BELLE AU BOIS DORMANT (LA) (1959)

Walt Disney s’empare du fameux conte popularisé par Charles Perrault et les frères Grimm et donne naissance à la plus mémorable des super-vilaines…

SLEEPING BEAUTY

 

1959 – USA

 

Réalisé par Clyde Geronimi, Wolfgang Reitherman, Les Clark, Eric Larson

 

Avec les voix de Mary Costa, Bill Shirley, Eleanor Audley, Verna Felton, Barbara Luddy, Barbara Jo Allen, Taylor Holmes, Bill Thompson, Hans Conried

 

THEMA CONTES I SORCELLERIE ET MAGIE I DRAGONS

La Belle au bois dormant s’inscrit dans la lignée des grands classiques produits jusqu’alors par Disney en adaptant un conte populaire aux racines européennes, mêlant les versions de Charles Perrault et des frères Grimm. Au menu : une princesse ensorcelée, un baiser salvateur, un prince valeureux et des fées bienveillantes. Le film s’ouvre même sur un livre enluminé, comme pour créer un lien avec les premières productions du studio. Malgré ces motifs bien connus, le film se distingue par une série de choix artistiques et techniques qui en font une œuvre bien plus singulière qu’elle n’y paraît. Pour la première fois, Disney confie la direction artistique à une seule personne, Eyvind Earle, dont le style original donne au film une identité visuelle forte. Inspiré par les enluminures médiévales et les tapisseries gothiques, Earle impose des décors géométriques, stylisés, presque abstraits par moments. Cette orientation tranche nettement avec la douceur arrondie de Blanche Neige ou de Cendrillon. Le choix du format CinemaScope ajoute une contrainte supplémentaire : chaque plan doit être soigneusement composé sur un plan horizontal, et les arrière-plans, très détaillés, nécessitent parfois plus d’une semaine de travail chacun. La fabrication du film devient alors l’une des plus longues et coûteuses de l’histoire du studio.

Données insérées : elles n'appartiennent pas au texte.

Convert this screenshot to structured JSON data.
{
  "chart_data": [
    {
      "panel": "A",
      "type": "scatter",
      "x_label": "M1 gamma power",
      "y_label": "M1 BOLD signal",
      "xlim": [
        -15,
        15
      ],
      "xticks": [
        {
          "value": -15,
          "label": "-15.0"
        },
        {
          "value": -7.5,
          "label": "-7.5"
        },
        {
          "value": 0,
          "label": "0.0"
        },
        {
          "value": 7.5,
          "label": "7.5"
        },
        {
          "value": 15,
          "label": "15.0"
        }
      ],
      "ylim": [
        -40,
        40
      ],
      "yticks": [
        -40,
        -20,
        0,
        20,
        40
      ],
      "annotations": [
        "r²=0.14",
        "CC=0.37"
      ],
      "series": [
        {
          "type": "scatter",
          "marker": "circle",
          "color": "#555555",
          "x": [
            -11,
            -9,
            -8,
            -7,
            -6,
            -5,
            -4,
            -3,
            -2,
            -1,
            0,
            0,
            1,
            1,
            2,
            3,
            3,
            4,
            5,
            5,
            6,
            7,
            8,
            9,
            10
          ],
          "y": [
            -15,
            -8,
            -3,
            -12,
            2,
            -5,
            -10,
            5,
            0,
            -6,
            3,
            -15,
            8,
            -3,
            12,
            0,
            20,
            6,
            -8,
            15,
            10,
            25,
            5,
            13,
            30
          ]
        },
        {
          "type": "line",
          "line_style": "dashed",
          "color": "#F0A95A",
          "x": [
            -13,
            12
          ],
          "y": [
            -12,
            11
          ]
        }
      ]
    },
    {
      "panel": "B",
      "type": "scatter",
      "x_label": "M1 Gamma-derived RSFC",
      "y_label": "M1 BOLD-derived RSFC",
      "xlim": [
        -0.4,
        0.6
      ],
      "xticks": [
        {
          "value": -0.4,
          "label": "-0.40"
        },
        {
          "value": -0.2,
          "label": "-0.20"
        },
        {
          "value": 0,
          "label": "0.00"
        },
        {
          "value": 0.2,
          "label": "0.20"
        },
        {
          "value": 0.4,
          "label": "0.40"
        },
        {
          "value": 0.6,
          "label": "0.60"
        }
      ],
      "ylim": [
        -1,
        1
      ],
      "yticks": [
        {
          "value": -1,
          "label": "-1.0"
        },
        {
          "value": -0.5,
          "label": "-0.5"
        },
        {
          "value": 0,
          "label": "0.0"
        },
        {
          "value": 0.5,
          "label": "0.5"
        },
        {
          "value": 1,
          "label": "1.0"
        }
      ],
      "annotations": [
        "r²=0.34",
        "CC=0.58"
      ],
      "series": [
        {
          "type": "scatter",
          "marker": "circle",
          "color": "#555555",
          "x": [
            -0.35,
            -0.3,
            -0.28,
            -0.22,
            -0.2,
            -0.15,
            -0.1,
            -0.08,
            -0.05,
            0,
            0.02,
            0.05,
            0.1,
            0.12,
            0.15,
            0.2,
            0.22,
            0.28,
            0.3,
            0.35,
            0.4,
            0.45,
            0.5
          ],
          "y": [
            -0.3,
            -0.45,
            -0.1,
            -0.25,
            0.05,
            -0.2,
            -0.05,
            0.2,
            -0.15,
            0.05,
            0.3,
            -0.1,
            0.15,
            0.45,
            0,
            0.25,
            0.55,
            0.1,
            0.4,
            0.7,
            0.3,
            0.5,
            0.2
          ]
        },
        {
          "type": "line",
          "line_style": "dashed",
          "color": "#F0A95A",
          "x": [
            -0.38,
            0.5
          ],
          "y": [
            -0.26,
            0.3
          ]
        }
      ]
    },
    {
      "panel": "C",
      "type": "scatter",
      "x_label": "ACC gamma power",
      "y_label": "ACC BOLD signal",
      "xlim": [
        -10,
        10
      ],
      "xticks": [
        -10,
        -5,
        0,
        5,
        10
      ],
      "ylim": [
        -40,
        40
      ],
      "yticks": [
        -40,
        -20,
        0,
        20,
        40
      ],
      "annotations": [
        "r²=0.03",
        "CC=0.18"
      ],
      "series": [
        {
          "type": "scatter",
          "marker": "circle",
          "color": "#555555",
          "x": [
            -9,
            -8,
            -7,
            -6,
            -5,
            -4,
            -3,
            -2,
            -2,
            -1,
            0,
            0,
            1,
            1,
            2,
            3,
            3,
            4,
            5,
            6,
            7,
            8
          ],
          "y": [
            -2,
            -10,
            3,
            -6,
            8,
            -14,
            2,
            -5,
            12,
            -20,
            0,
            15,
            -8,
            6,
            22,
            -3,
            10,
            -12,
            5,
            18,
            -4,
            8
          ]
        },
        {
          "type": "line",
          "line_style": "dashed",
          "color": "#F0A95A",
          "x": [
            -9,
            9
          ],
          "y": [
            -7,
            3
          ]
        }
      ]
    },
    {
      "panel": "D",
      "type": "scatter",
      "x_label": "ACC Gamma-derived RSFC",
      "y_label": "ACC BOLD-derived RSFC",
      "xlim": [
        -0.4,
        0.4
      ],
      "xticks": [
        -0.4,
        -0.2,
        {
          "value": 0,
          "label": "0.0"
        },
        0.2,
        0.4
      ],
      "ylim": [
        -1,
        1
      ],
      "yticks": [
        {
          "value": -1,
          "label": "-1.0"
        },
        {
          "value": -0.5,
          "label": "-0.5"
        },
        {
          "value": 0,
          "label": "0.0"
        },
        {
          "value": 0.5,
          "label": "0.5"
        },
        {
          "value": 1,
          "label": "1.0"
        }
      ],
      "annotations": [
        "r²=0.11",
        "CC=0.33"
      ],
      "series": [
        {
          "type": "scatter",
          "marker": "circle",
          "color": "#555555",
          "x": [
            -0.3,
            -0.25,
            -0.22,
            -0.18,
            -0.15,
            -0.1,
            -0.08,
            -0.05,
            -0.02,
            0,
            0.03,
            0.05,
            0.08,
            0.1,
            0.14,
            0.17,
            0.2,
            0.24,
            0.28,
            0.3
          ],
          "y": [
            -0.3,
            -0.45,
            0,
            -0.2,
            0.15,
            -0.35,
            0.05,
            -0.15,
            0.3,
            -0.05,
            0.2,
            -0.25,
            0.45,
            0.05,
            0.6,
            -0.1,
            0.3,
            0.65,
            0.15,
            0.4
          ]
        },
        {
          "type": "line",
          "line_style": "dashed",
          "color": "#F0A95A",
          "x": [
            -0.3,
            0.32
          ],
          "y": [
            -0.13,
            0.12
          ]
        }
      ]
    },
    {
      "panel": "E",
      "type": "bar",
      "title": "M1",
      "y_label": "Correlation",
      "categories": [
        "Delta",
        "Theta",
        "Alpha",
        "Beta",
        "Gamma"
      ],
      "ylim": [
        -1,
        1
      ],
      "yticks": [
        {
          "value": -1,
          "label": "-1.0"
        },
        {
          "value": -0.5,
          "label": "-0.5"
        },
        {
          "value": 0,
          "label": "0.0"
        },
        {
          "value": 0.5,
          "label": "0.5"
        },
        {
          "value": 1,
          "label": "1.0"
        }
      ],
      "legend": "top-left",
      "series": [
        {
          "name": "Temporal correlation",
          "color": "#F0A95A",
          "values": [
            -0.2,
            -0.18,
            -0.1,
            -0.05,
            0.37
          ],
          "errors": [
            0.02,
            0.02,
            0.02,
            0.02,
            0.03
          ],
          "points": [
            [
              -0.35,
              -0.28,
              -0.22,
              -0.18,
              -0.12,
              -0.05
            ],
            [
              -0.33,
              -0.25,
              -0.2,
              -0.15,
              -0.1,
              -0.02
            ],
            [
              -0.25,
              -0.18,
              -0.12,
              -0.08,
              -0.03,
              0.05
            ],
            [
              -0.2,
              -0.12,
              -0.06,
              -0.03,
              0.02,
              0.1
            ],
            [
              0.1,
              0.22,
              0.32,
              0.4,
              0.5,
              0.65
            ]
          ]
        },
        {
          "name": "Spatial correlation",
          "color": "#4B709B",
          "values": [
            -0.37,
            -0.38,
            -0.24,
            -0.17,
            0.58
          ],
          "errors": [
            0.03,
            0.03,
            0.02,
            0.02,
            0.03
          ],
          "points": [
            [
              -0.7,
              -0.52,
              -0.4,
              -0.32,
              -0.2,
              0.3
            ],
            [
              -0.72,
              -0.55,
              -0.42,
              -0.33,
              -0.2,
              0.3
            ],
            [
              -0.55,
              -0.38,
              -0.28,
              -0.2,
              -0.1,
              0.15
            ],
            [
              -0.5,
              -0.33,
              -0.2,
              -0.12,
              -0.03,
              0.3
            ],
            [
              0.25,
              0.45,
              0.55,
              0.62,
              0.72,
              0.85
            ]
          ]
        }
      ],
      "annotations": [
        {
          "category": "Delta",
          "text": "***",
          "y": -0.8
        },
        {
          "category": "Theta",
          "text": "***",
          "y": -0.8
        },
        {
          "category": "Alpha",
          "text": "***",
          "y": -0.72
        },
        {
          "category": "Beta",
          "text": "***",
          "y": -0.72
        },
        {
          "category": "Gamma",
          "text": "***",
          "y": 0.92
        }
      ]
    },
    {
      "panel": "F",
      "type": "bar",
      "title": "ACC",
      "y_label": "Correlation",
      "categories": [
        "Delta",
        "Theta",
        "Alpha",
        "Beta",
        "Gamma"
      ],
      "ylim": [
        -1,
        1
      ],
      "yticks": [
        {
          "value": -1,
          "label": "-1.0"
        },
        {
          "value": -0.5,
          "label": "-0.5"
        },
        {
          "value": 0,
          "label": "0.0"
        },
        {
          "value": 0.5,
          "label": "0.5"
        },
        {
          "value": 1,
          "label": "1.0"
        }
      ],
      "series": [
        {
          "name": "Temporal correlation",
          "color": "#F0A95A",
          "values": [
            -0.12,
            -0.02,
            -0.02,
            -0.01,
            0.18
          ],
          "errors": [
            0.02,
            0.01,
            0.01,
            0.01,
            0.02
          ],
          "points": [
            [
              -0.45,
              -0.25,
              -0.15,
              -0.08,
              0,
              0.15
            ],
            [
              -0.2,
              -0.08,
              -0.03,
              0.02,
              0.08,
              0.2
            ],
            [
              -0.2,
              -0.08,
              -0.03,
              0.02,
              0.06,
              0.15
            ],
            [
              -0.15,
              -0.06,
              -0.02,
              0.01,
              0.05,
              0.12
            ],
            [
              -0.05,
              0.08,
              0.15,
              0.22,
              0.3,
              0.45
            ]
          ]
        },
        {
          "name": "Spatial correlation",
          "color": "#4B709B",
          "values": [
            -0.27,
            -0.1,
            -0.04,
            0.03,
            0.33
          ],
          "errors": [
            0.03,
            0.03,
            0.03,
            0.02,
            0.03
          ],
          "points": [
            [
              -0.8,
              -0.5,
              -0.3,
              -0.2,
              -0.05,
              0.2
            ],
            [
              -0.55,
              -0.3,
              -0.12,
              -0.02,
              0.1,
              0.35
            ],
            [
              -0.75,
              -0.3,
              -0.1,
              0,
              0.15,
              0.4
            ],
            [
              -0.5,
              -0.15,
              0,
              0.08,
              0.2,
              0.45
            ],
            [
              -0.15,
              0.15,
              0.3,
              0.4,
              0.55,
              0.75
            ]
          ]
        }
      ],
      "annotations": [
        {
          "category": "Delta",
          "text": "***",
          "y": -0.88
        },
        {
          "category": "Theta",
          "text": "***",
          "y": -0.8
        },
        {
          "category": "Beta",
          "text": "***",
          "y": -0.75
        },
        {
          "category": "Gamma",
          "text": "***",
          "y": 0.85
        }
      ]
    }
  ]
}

Sur le plan narratif, le film opère également quelques changements notables. Si la princesse Aurore donne son nom au titre, elle reste étonnamment en retrait. Elle n’apparaît d’ailleurs qu’une vingtaine de minutes à l’écran et ne prononce qu’un nombre limité de répliques. En revanche, c’est le prince Philippe qui occupe une place centrale dans le dernier acte. Contrairement à ses prédécesseurs souvent passifs, il prend ici une part active dans la résolution du conflit. Au cours d’un final qui a marqué les mémoires, la sorcière Maléfique, juchée au sommet d’une tour sous un ciel orageux, s’entoure de flammes, invoque le pouvoir de l’Enfer et se met à grandir jusqu’à se transformer en immense dragon. Sa coiffe se mue en cornes, sa cape en ailes, ses yeux étincèlent, son cou s’allonge et sa grande gueule crache du feu en abondance en direction du valeureux prince qui se protège comme il peut derrière son bouclier. Acculé au-dessus d’un gouffre, notre héros parvient à planter son épée dans la poitrine écailleuse du monstre quadrupède, aidé par les trois bonnes fées (Flora, Pâquerette et Pimprenelle) qui dotent son arme d’une force magique. La bête s’effondre alors du haut du précipice et disparaît dans les ténèbres.

La chute du dragon

Outre ses nombreux morceaux de bravoure, le film s’appuie sur l’utilisation d’un matériau musical peu courant à l’époque : le ballet « La Belle au bois dormant » de Tchaïkovsky. Walt Disney décide en effet d’ancrer La Belle au bois dormant dans la tradition musicale classique, dans une démarche qui rappelle les expérimentations de Fantasia. Les airs du compositeur russe structurent donc l’ensemble du récit et lui confèrent une certaine solennité, George Bruns étant chargé de les intégrer à la bande originale. À sa sortie, le film reçoit un accueil mitigé. Le public répond présent, certes, mais les critiques ont tendance à lui reprocher un manque d’émotion en le comparant à Blanche Neige. Le coût élevé de la production (près de six millions de dollars, une somme considérable à l’époque) et les résultats jugés décevants sur le plan financier conduisent Disney à revoir ses ambitions à la baisse pour ses projets futurs. L’animation entre alors dans une période plus économique, marquée par l’usage accru du recyclage de dessins et l’arrivée de la photocopie. Depuis, La Belle au bois dormant a été réévalué comme une œuvre de transition, à la fois fidèle à l’esprit des contes traditionnels et tournée vers une forme de modernité graphique et narrative. Beaucoup le considèrent même comme l’un des plus grands classiques du genre, toutes époques confondues.